A contextual approach to child protection work allows professionals to systematically identify the places and spaces that are important to children and young people and to assess any risks and harms with the aim of taking action to reduce these risks. Take a spate of intimidation and bullying of school-age children located around the poorly lit stairwell of a block of flats or the shopping precinct planters where police report knives are being hidden. In each scenario there are environmental factors that can be tackled to reduce risks e.g. with the installation of better lighting and/or CCTV in the stairwell.
The opportunities to pool insights and intelligence are virtually endless, colleagues in a local authority’s community safety, public realm or refuse teams will be aware of anti-social behaviour hotspots but in applying a safeguarding rather than a crime reduction lens, these areas can equally be viewed as vulnerability hotspots, where young people are potentially being exploited.
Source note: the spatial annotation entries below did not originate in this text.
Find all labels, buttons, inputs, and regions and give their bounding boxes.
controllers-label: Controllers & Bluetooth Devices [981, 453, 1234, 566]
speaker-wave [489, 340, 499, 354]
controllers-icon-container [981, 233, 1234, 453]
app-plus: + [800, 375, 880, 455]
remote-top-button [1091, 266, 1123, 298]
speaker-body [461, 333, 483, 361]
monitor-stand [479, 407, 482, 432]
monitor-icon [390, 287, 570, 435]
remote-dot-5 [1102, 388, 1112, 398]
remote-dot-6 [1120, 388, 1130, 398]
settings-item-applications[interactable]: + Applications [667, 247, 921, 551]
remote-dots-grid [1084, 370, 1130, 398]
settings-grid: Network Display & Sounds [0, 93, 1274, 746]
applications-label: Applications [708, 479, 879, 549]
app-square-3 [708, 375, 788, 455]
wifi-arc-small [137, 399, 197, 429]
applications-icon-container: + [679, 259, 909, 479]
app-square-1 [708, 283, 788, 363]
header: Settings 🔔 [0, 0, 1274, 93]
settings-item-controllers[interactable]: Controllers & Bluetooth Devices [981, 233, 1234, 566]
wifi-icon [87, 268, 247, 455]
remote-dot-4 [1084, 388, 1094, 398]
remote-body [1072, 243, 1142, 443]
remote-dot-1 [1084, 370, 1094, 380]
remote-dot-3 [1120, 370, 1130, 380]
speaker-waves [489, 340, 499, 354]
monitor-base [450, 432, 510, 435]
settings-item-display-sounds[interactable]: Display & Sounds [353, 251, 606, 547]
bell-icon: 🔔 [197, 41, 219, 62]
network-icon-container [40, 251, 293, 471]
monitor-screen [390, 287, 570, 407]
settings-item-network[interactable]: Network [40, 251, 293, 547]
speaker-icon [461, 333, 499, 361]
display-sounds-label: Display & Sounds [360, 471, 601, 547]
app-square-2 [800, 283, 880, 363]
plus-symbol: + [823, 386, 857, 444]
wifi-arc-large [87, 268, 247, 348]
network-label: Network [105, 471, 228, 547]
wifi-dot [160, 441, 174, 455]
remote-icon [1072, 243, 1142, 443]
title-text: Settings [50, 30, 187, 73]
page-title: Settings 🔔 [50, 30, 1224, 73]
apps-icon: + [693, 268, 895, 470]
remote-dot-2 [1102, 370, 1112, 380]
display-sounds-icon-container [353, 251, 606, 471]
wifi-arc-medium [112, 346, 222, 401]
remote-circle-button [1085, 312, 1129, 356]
A plan of action should follow with preventative and proactive steps. In the case of those planters in the precinct, the installation of lighting and CCTV, cutting back bushes, increased community safety officer patrols and the deployment of detached youth workers could all be actively considered if removal is not possible. Here the measure of success would be whether safety in the area increased overall, rather than focusing on changing the behaviour of an individual i.e. preventing a child or young person visiting the precinct, as the risk of violence would still exist within the community.
Child safeguarding partnerships have an important role in developing a wider understanding of these issues across a range of partners, from transport providers and housing associations to grassroots charities and community groups operating in the local area. Members of the wider community want to be involved in the solutions to local issues, so do local businesses and of course children and young people themselves. Engaging and meaningfully involving them in the co-production of information and training materials can be particularly powerful and youth and participation workers can play a crucial role here.
The local areas piloting contextual safeguarding approaches have adapted their case management systems, which are generally set up to record individual records. This is a difficult but not insurmountable challenge. Again, this helps to identify patterns, crime is rarely random and context is key. Geographical hotspots and other patterns e.g. a spike in incidents occurring at the end of school day, can become obvious via this collective endeavour and the pooling of all available intelligence.
In paying attention to children and young people’s environment and experiences, we can respond to risks now and in thinking more holistically we can head off future harm, which must be the ultimate goal.
Jenny Coles, ADCS President, 2020/21.